As a kid, I had to learn not to do things like leave things in the floor for him to trip on, so I'm naturally more aware of the ramifications of limited access and how much sighted people take for granted.
Have you ever stopped to think about what it would be like to not be able to see a website, though, or use a mouse to navigate a site? Or what you have on your site that could, in effect, trip someone up?
About 8 million people in the US are blind or have a significant vision impairment, making it difficult or impossible for them to see your site. Another 20 million people have difficulty lifting or grasping, which can affect their ability to use a mouse or keyboard to navigate.
Recently I had a feature about accessible websites in Collective Hub magazine, which is sold in print in 37 countries and digitally worldwide.
It's a short article and just an intro into basic things you can do, but these techniques also affect your website's search engine optimization (SEO). You can read it here.

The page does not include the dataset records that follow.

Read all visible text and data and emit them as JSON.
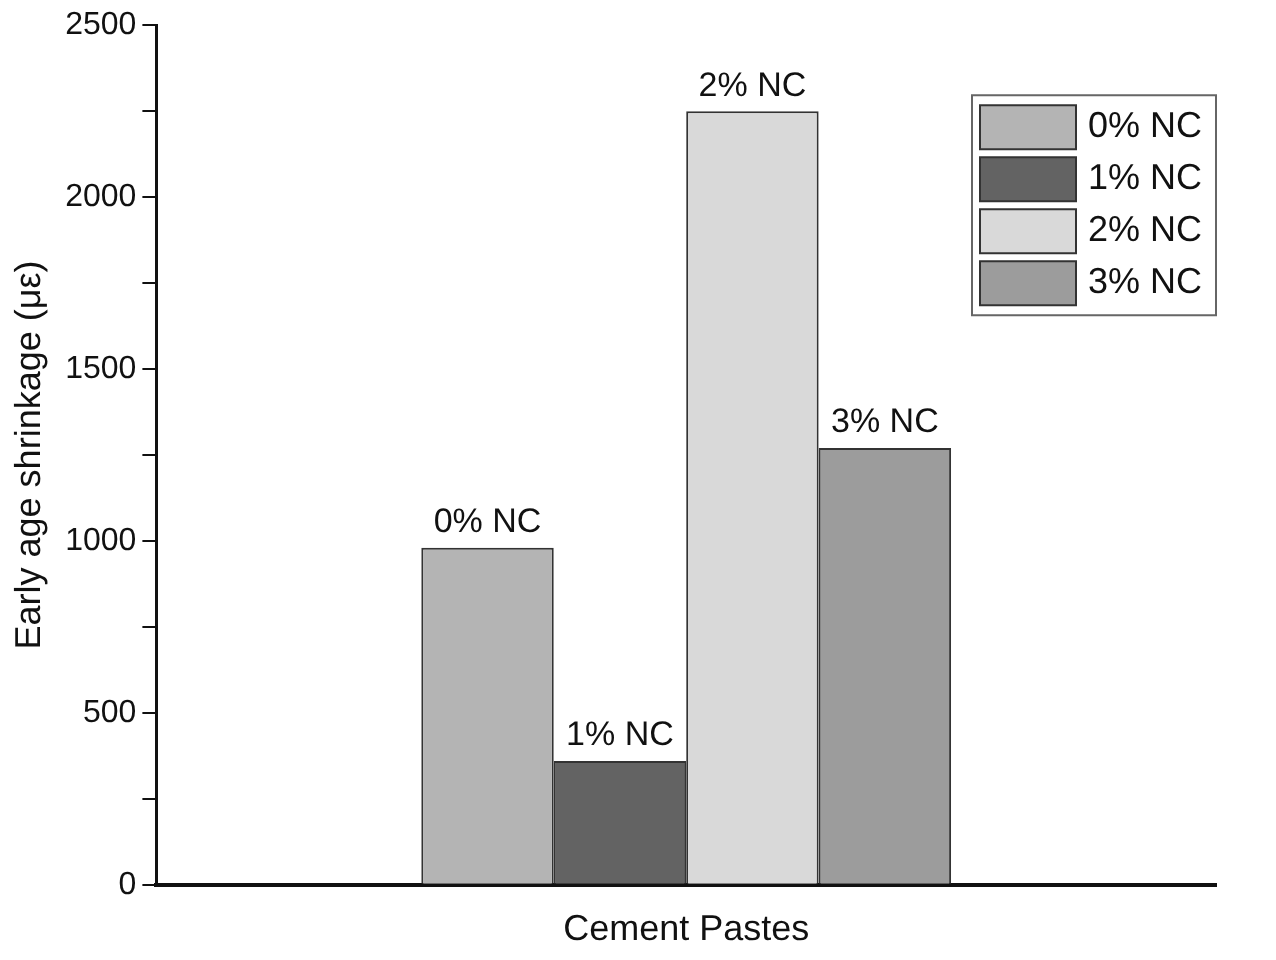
{
  "chart_data": {
    "type": "bar",
    "xlabel": "Cement Pastes",
    "ylabel": "Early age shrinkage (με)",
    "categories": [
      null
    ],
    "series": [
      {
        "name": "0% NC",
        "color": "#b4b4b4",
        "values": [
          980
        ]
      },
      {
        "name": "1% NC",
        "color": "#636363",
        "values": [
          360
        ]
      },
      {
        "name": "2% NC",
        "color": "#d9d9d9",
        "values": [
          2250
        ]
      },
      {
        "name": "3% NC",
        "color": "#9c9c9c",
        "values": [
          1270
        ]
      }
    ],
    "ylim": [
      0,
      2500
    ],
    "yticks": [
      0,
      {
        "value": 250,
        "label": null
      },
      500,
      {
        "value": 750,
        "label": null
      },
      1000,
      {
        "value": 1250,
        "label": null
      },
      1500,
      {
        "value": 1750,
        "label": null
      },
      2000,
      {
        "value": 2250,
        "label": null
      },
      2500
    ],
    "grid": false,
    "legend": "top right"
  }
}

Advanced accessibility techniques
Beyond these basic considerations, there are other things you can do to make your website accessible to disabled users, such as:
- develop it in a way that lets users navigate using only their keyboard,
- provide the ability for visitors to change the display to high contrast, and
- test your site for color-blindness.
Everyone should cover the basics
The importance of accessibility can vary widely according to your target audience, but even if you don't incorporate advanced techniques as in the bullet list, everyone should cover the basics.
You're helping website visitors while helping your own SEO, and the basics in the article aren't difficult or expensive. They're actually best practices for any website, so ignore them at your own peril.